In court, the county argued that Robin should have stopped when the fire truck approached.

But Robin argued that even emergency drivers have an obligation when running red lights to stop momentarily and confirm that the coast is clear. In this case, the emergency driver admitted that another car had blocked his view of Robin's lane, but he had turned anyway. And while the driver had his emergency lights on, his vehicle was a Ford F-250 with lights on the sides of the vehicle, which are less visible than the light bar on top of a typical police car.

A jury weighed the facts and decided that the emergency driver was 60% at fault for the accident, which meant Robin could be compensated for 60% of her damages.

Do-it-yourself will leads to an unfortunate result

Here's yet another example of how people who try to create their own wills, using a form taken from a book or the Internet, often shoot themselves in the foot.

George Zeevering of Pennsylvania wanted his estate to go to two of his five children. He wrote a "do-it-yourself" will in which he left his pickup truck to his daughter Diane and his summer home to his son Wayne. He also stated that he was intentionally leaving his other three children out of the will.

The problem? The will never specifically stated what would happen to the rest of his property other than the truck and the summer home. While George presumably wanted it to be divided between Diane and Wayne, he never spelled this out.
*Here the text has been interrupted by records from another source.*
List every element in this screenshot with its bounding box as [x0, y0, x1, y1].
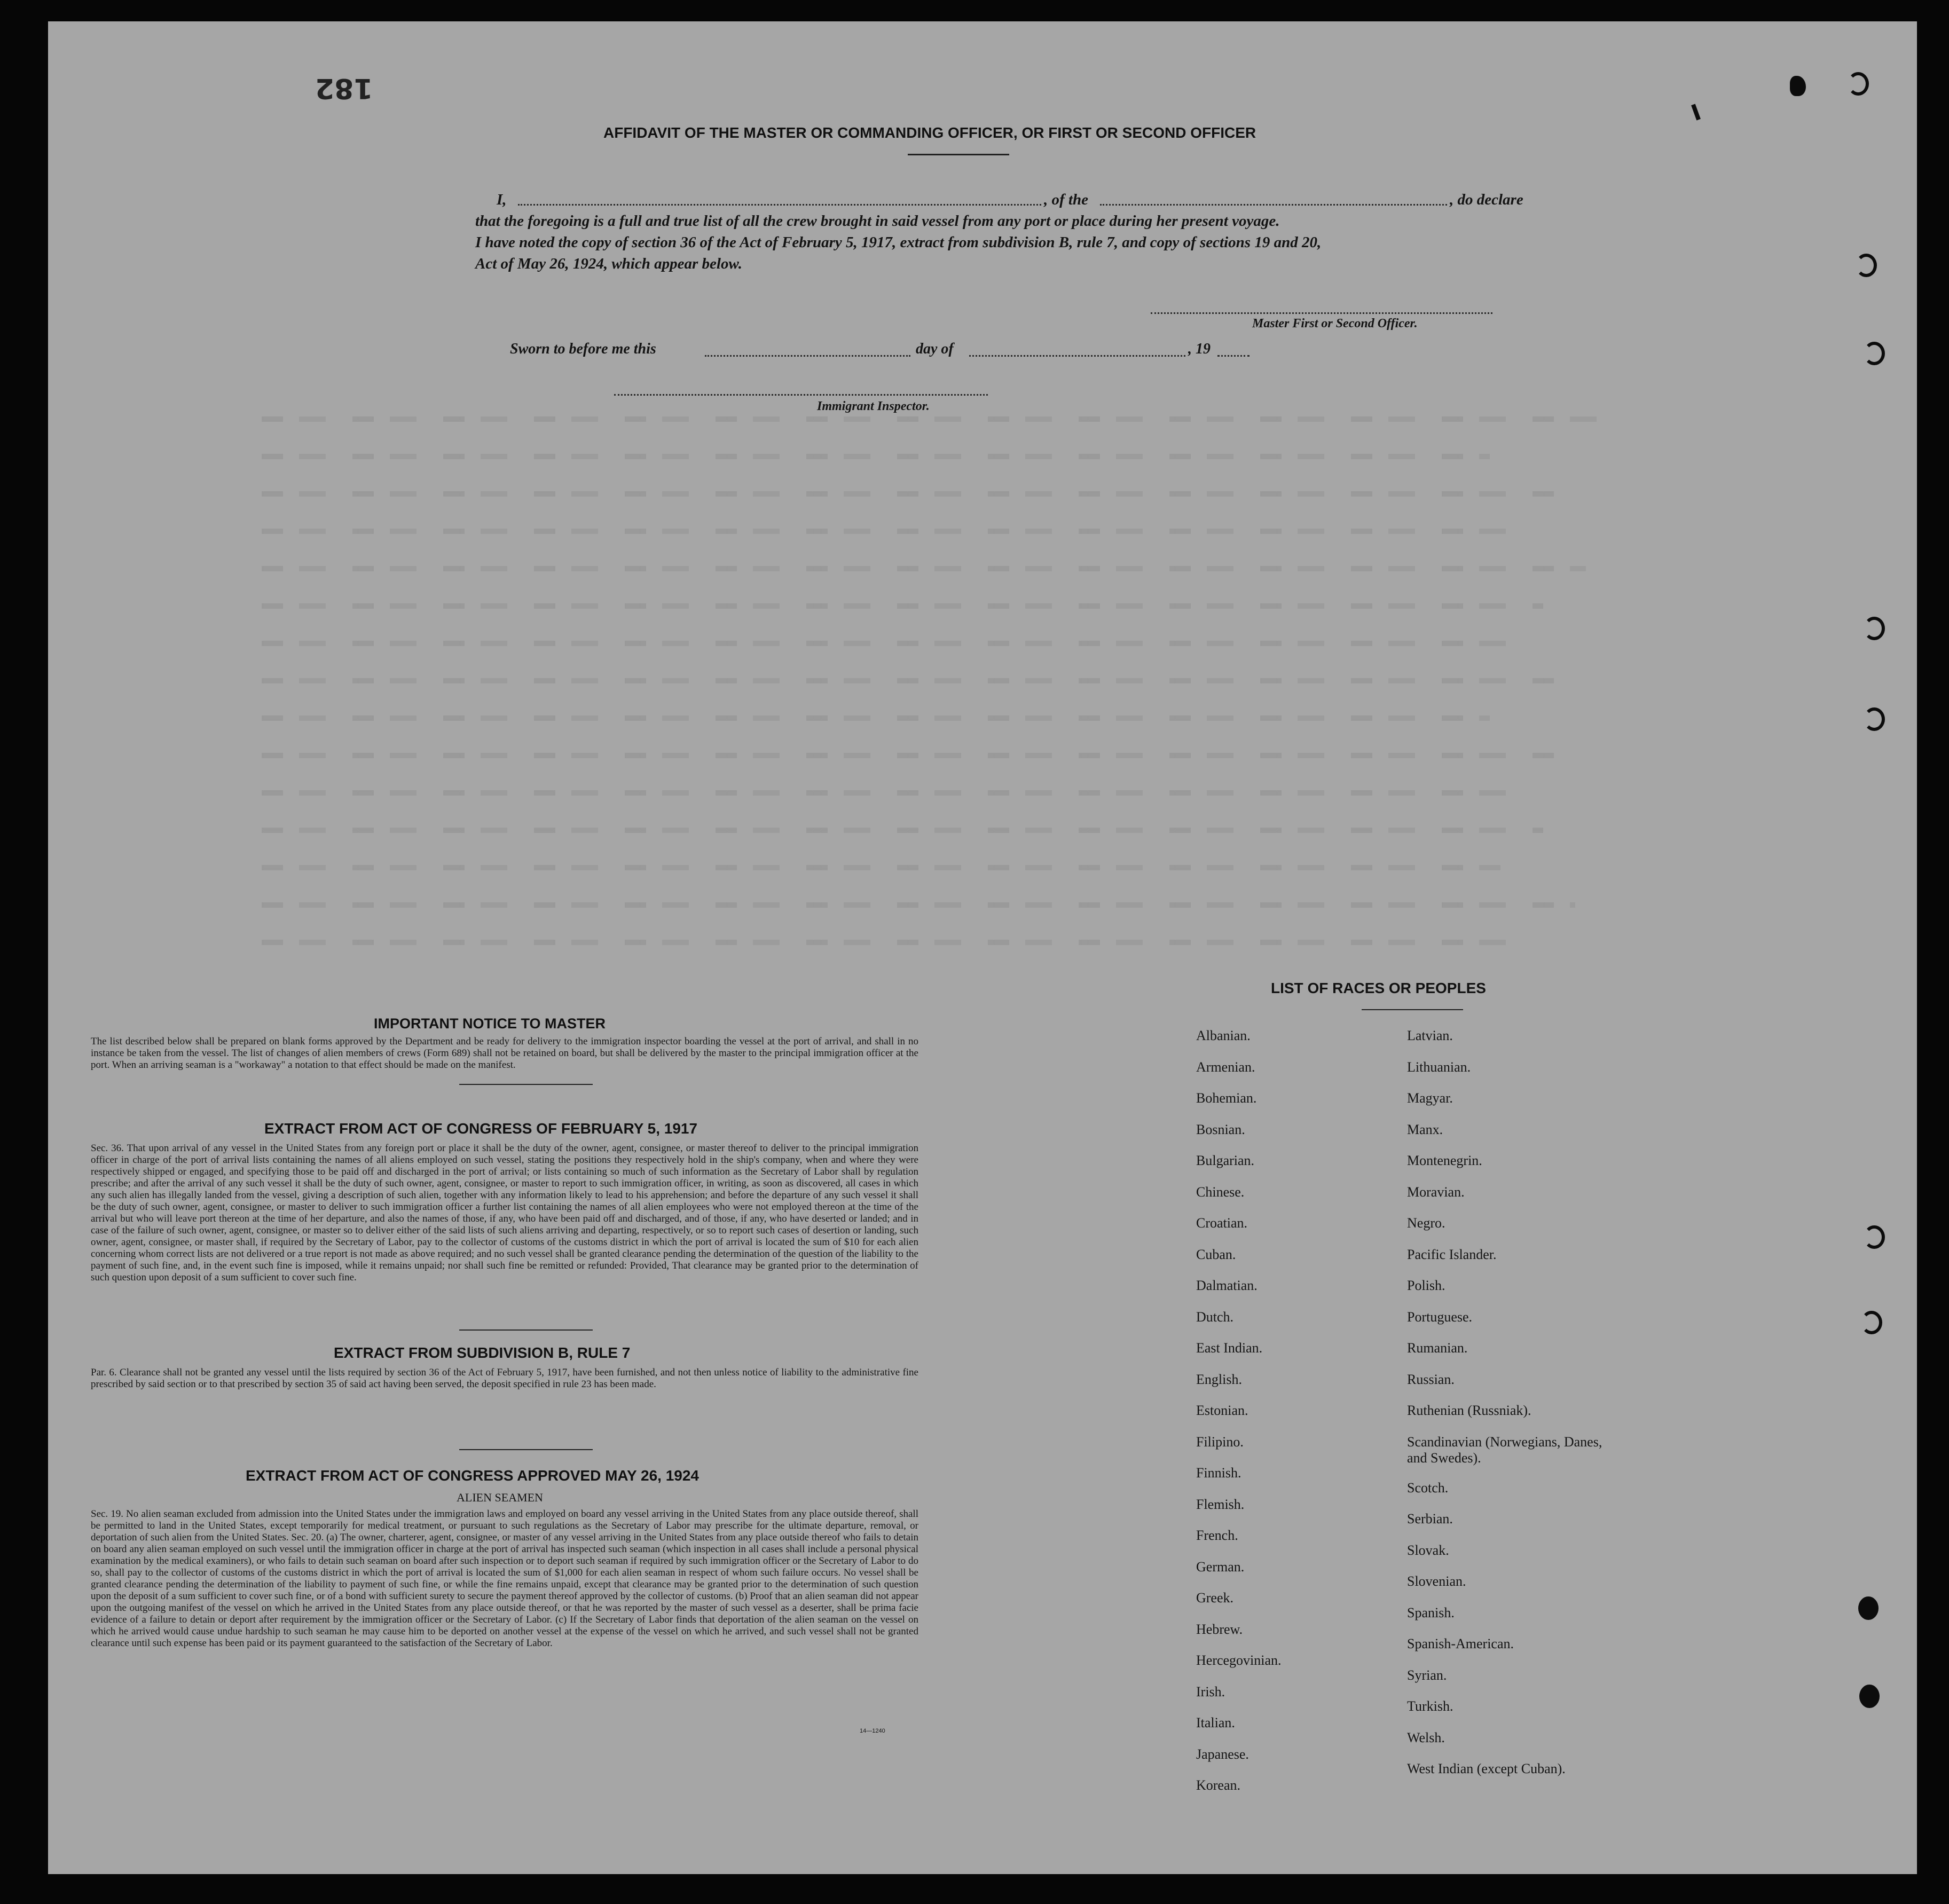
race-item: Bulgarian. [1196, 1153, 1255, 1168]
race-item: Welsh. [1407, 1729, 1445, 1745]
affidavit-i: I, [497, 191, 507, 208]
race-item: Scandinavian (Norwegians, Danes, and Swedes). [1407, 1434, 1602, 1466]
race-item: Hebrew. [1196, 1621, 1243, 1637]
divider [459, 1329, 593, 1331]
divider [459, 1084, 593, 1085]
race-item: Serbian. [1407, 1511, 1453, 1527]
race-item: Italian. [1196, 1715, 1235, 1730]
extract-1924-title: EXTRACT FROM ACT OF CONGRESS APPROVED MAY 26, 1924 [246, 1467, 699, 1484]
punch-hole [1864, 617, 1885, 640]
race-item: Armenian. [1196, 1059, 1255, 1075]
sworn-year-prefix: , 19 [1188, 341, 1211, 357]
affidavit-title: AFFIDAVIT OF THE MASTER OR COMMANDING OFFICER, OR FIRST OR SECOND OFFICER [603, 124, 1256, 141]
faded-crew-row [262, 678, 1554, 683]
race-item: Syrian. [1407, 1667, 1447, 1683]
race-item: Chinese. [1196, 1184, 1245, 1200]
affidavit-do-declare: , do declare [1450, 191, 1523, 208]
faded-crew-row [262, 753, 1565, 758]
race-item: Slovenian. [1407, 1573, 1466, 1589]
faded-crew-row [262, 865, 1500, 870]
form-number: 14—1240 [860, 1728, 885, 1734]
race-item: Rumanian. [1407, 1340, 1468, 1356]
race-item: Hercegovinian. [1196, 1653, 1282, 1668]
sworn-month-field[interactable] [969, 355, 1185, 357]
race-item: French. [1196, 1528, 1238, 1543]
punch-hole [1864, 342, 1885, 365]
page-number: 182 [315, 72, 373, 104]
race-item: Flemish. [1196, 1496, 1245, 1512]
race-item: Slovak. [1407, 1542, 1449, 1558]
divider [908, 154, 1009, 155]
faded-crew-row [262, 603, 1543, 609]
sworn-day-of: day of [916, 341, 954, 357]
race-item: Polish. [1407, 1278, 1445, 1293]
race-item: Albanian. [1196, 1028, 1251, 1043]
punch-hole [1864, 1225, 1885, 1249]
race-item: Manx. [1407, 1121, 1443, 1137]
race-item: Dutch. [1196, 1309, 1234, 1325]
punch-hole [1861, 1311, 1882, 1334]
faded-crew-row [262, 828, 1543, 833]
master-signature-label: Master First or Second Officer. [1252, 317, 1418, 331]
vessel-name-field[interactable] [1100, 204, 1447, 206]
race-item: English. [1196, 1371, 1242, 1387]
extract-rule7-title: EXTRACT FROM SUBDIVISION B, RULE 7 [334, 1344, 631, 1361]
alien-seamen-subtitle: ALIEN SEAMEN [457, 1491, 543, 1504]
sworn-day-field[interactable] [705, 355, 910, 357]
race-item: Lithuanian. [1407, 1059, 1471, 1075]
race-item: West Indian (except Cuban). [1407, 1761, 1566, 1776]
document-page [48, 21, 1917, 1874]
inspector-label: Immigrant Inspector. [817, 399, 930, 413]
affidavit-line: that the foregoing is a full and true list of all the crew brought in said vessel from any port or place during her present voyage. [475, 213, 1280, 230]
race-item: Bosnian. [1196, 1121, 1245, 1137]
notice-text: The list described below shall be prepared on blank forms approved by the Department and be ready for delivery to the immigration inspector boarding the vessel at the port of arrival, and shall in no instance be taken from the vessel. The list of changes of alien members of crews (Form 689) shall not be retained on board, but shall be delivered by the master to the principal immigration officer at the port. When an arriving seaman is a "workaway" a notation to that effect should be made on the manifest. [91, 1036, 918, 1071]
race-item: Spanish-American. [1407, 1636, 1514, 1651]
extract-1917-text: Sec. 36. That upon arrival of any vessel in the United States from any foreign port or place it shall be the duty of the owner, agent, consignee, or master thereof to deliver to the principal immigration officer in charge of the port of arrival lists containing the names of all aliens employed on such vessel, stating the positions they respectively hold in the ship's company, when and where they were respectively shipped or engaged, and specifying those to be paid off and discharged in the port of arrival; or lists containing so much of such information as the Secretary of Labor shall by regulation prescribe; and after the arrival of any such vessel it shall be the duty of such owner, agent, consignee, or master to report to such immigration officer, in writing, as soon as discovered, all cases in which any such alien has illegally landed from the vessel, giving a description of such alien, together with any information likely to lead to his apprehension; and before the departure of any such vessel it shall be the duty of such owner, agent, consignee, or master to deliver to such immigration officer a further list containing the names of all alien employees who were not employed thereon at the time of the arrival but who will leave port thereon at the time of her departure, and also the names of those, if any, who have been paid off and discharged, and of those, if any, who have deserted or landed; and in case of the failure of such owner, agent, consignee, or master so to deliver either of the said lists of such aliens arriving and departing, respectively, or so to report such cases of desertion or landing, such owner, agent, consignee, or master shall, if required by the Secretary of Labor, pay to the collector of customs of the customs district in which the port of arrival is located the sum of $10 for each alien concerning whom correct lists are not delivered or a true report is not made as above required; and no such vessel shall be granted clearance pending the determination of the question of the liability to the payment of such fine, and, in the event such fine is imposed, while it remains unpaid; nor shall such fine be remitted or refunded: Provided, That clearance may be granted prior to the determination of such question upon deposit of a sum sufficient to cover such fine. [91, 1143, 918, 1283]
race-item: Pacific Islander. [1407, 1246, 1497, 1262]
extract-1917-title: EXTRACT FROM ACT OF CONGRESS OF FEBRUARY 5, 1917 [264, 1120, 698, 1137]
faded-crew-row [262, 566, 1586, 571]
punch-hole [1864, 707, 1885, 731]
extract-rule7-text: Par. 6. Clearance shall not be granted any vessel until the lists required by section 36 of the Act of February 5, 1917, have been furnished, and not then unless notice of liability to the administrative fine prescribed by said section or to that prescribed by section 35 of said act having been served, the deposit specified in rule 23 has been made. [91, 1367, 918, 1390]
races-title: LIST OF RACES OR PEOPLES [1271, 980, 1486, 996]
race-item: Estonian. [1196, 1403, 1248, 1418]
ink-blot [1790, 76, 1806, 96]
race-item: Dalmatian. [1196, 1278, 1258, 1293]
faded-crew-row [262, 454, 1490, 459]
race-item: East Indian. [1196, 1340, 1263, 1356]
race-item: Ruthenian (Russniak). [1407, 1403, 1531, 1418]
race-item: Finnish. [1196, 1465, 1241, 1481]
faded-crew-row [262, 529, 1516, 534]
race-item: Latvian. [1407, 1028, 1453, 1043]
faded-crew-row [262, 790, 1522, 796]
race-item: Bohemian. [1196, 1090, 1257, 1106]
race-item: Filipino. [1196, 1434, 1244, 1450]
races-left-column [1196, 1028, 1282, 1809]
sworn-label: Sworn to before me this [510, 341, 656, 357]
race-item: Negro. [1407, 1215, 1445, 1231]
race-item: Greek. [1196, 1590, 1234, 1606]
race-item: Moravian. [1407, 1184, 1465, 1200]
race-item: Montenegrin. [1407, 1153, 1482, 1168]
faded-crew-row [262, 416, 1597, 422]
race-item: Croatian. [1196, 1215, 1248, 1231]
race-item: Portuguese. [1407, 1309, 1473, 1325]
faded-crew-row [262, 491, 1570, 497]
race-item: Japanese. [1196, 1746, 1249, 1762]
punch-hole [1848, 72, 1869, 96]
race-item: Turkish. [1407, 1698, 1453, 1714]
affidavit-line: Act of May 26, 1924, which appear below. [475, 255, 742, 272]
punch-hole [1859, 1685, 1880, 1708]
races-right-column [1407, 1028, 1621, 1792]
race-item: Cuban. [1196, 1246, 1236, 1262]
race-item: Magyar. [1407, 1090, 1453, 1106]
faded-crew-row [262, 715, 1490, 721]
faded-crew-row [262, 902, 1575, 908]
race-item: Spanish. [1407, 1604, 1455, 1620]
declarant-name-field[interactable] [518, 204, 1041, 206]
punch-hole [1858, 1596, 1879, 1620]
notice-title: IMPORTANT NOTICE TO MASTER [374, 1016, 606, 1032]
punch-hole [1856, 254, 1877, 277]
faded-crew-row [262, 940, 1533, 945]
faded-crew-row [262, 641, 1533, 646]
race-item: Korean. [1196, 1777, 1241, 1793]
race-item: Irish. [1196, 1683, 1225, 1700]
affidavit-line: I have noted the copy of section 36 of the Act of February 5, 1917, extract from subdivision B, rule 7, and copy of sections 19 and 20, [475, 234, 1322, 251]
divider [1362, 1009, 1463, 1010]
affidavit-of-the: , of the [1044, 191, 1088, 208]
race-item: German. [1196, 1559, 1245, 1575]
extract-1924-text: Sec. 19. No alien seaman excluded from admission into the United States under the immigration laws and employed on board any vessel arriving in the United States from any place outside thereof, shall be permitted to land in the United States, except temporarily for medical treatment, or pursuant to such regulations as the Secretary of Labor may prescribe for the ultimate departure, removal, or deportation of such alien from the United States. Sec. 20. (a) The owner, charterer, agent, consignee, or master of any vessel arriving in the United States from any place outside thereof who fails to detain on board any alien seaman employed on such vessel until the immigration officer in charge at the port of arrival has inspected such seaman (which inspection in all cases shall include a personal physical examination by the medical examiners), or who fails to detain such seaman on board after such inspection or to deport such seaman if required by such immigration officer or the Secretary of Labor to do so, shall pay to the collector of customs of the customs district in which the port of arrival is located the sum of $1,000 for each alien seaman in respect of whom such failure occurs. No vessel shall be granted clearance pending the determination of the liability to payment of such fine, or while the fine remains unpaid, except that clearance may be granted prior to the determination of such question upon the deposit of a sum sufficient to cover such fine, or of a bond with sufficient surety to secure the payment thereof approved by the collector of customs. (b) Proof that an alien seaman did not appear upon the outgoing manifest of the vessel on which he arrived in the United States from any place outside thereof, or that he was reported by the master of such vessel as a deserter, shall be prima facie evidence of a failure to detain or deport after requirement by the immigration officer or the Secretary of Labor. (c) If the Secretary of Labor finds that deportation of the alien seaman on the vessel on which he arrived would cause undue hardship to such seaman he may cause him to be deported on another vessel at the expense of the vessel on which he arrived, and such vessel shall not be granted clearance until such expense has been paid or its payment guaranteed to the satisfaction of the Secretary of Labor. [91, 1508, 918, 1649]
ink-mark [1691, 104, 1701, 121]
race-item: Scotch. [1407, 1480, 1449, 1496]
race-item: Russian. [1407, 1371, 1455, 1387]
sworn-year-field[interactable] [1217, 355, 1249, 357]
master-signature-field[interactable] [1151, 312, 1492, 314]
divider [459, 1449, 593, 1450]
inspector-signature-field[interactable] [614, 394, 988, 396]
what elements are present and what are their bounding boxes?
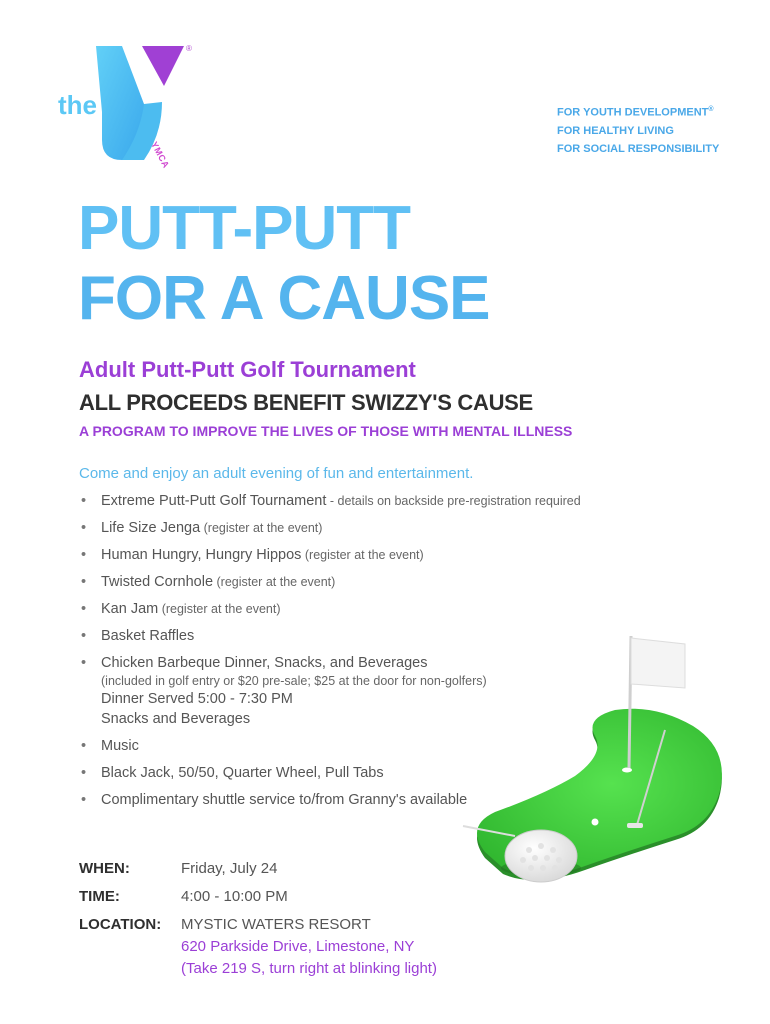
list-item: • Black Jack, 50/50, Quarter Wheel, Pull Tabs	[79, 763, 639, 783]
golf-green-illustration	[455, 630, 755, 910]
list-item: • Human Hungry, Hungry Hippos (register at the event)	[79, 545, 639, 565]
program-heading: A PROGRAM TO IMPROVE THE LIVES OF THOSE WITH MENTAL ILLNESS	[79, 423, 573, 439]
list-item: • Extreme Putt-Putt Golf Tournament - details on backside pre-registration required	[79, 491, 639, 511]
tagline-registered-mark: ®	[708, 106, 714, 113]
intro-text: Come and enjoy an adult evening of fun and entertainment.	[79, 465, 474, 482]
list-item: • Chicken Barbeque Dinner, Snacks, and Beverages (included in golf entry or $20 pre-sale; $25 at the door for non-golfers) Dinner Served 5:00 - 7:30 PM Snacks and Beverages	[79, 653, 639, 729]
golf-green-icon	[455, 630, 755, 910]
tagline-line-2: FOR HEALTHY LIVING	[557, 124, 674, 137]
logo-registered-mark: ®	[186, 44, 192, 53]
page-title	[78, 194, 490, 334]
list-item: • Twisted Cornhole (register at the event)	[79, 572, 639, 592]
list-item: • Kan Jam (register at the event)	[79, 599, 639, 619]
title-line-2: FOR A CAUSE	[78, 264, 490, 333]
location-value: MYSTIC WATERS RESORT	[181, 916, 371, 933]
list-item: • Basket Raffles	[79, 626, 639, 646]
event-subtitle: Adult Putt-Putt Golf Tournament	[79, 357, 416, 382]
location-directions: (Take 219 S, turn right at blinking light)	[181, 960, 437, 977]
tagline	[557, 101, 719, 158]
tagline-line-1: FOR YOUTH DEVELOPMENT	[557, 106, 709, 119]
location-address: 620 Parkside Drive, Limestone, NY	[181, 938, 415, 955]
title-line-1: PUTT-PUTT	[78, 194, 410, 263]
when-label: WHEN:	[79, 860, 130, 877]
logo-the-text: the	[58, 90, 97, 120]
list-item: • Music	[79, 736, 639, 756]
time-value: 4:00 - 10:00 PM	[181, 888, 288, 905]
benefit-heading: ALL PROCEEDS BENEFIT SWIZZY'S CAUSE	[79, 390, 533, 415]
when-value: Friday, July 24	[181, 860, 278, 877]
tagline-line-3: FOR SOCIAL RESPONSIBILITY	[557, 142, 720, 155]
list-item: • Life Size Jenga (register at the event)	[79, 518, 639, 538]
list-item: • Complimentary shuttle service to/from Granny's available	[79, 790, 639, 810]
logo-ymca-text: YMCA	[149, 140, 172, 170]
time-label: TIME:	[79, 888, 120, 905]
ymca-logo	[58, 42, 198, 170]
location-label: LOCATION:	[79, 916, 162, 933]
The rest of the property was worth $217,000, and the children all went to court to argue about it. A judge eventually ruled that under Pennsylvania law, the $217,000 had to be divided equally among all five children - even though George had deliberately tried to cut the other three out of the will.

If George had consulted an attorney about his estate plan, he'd have gotten the result he wanted, and he would also have spent far less than his children ended up spending trying (and failing) to untangle his mistakes.

Facebook page becomes weapon in custody battle

Social media sites are among the latest weapons that spouses are using to gain leverage in divorce and custody battles. A recent case from New York illustrates how.

A father who was fighting for custody of a four-year-old boy went to court with details from his wife's Facebook page. The page was full of photos and status updates showing her sightseeing in Italy and eating seafood in Boston, which the father used to claim that she was frequently traveling out-of-state while he was busy raising their son.

The mother objected, arguing that the court shouldn't be able to look at the profile because she kept it private and because she had "unfriended" her husband before they separated.

But a judge sided with the father, saying the amount of time each parent spent with the child could be important to the custody issue, and the Facebook page was relevant evidence.

This goes to show that anyone who is involved in a divorce needs to be very careful with social media, because what you publish about yourself could potentially be used against you in a dispute over custody or property division.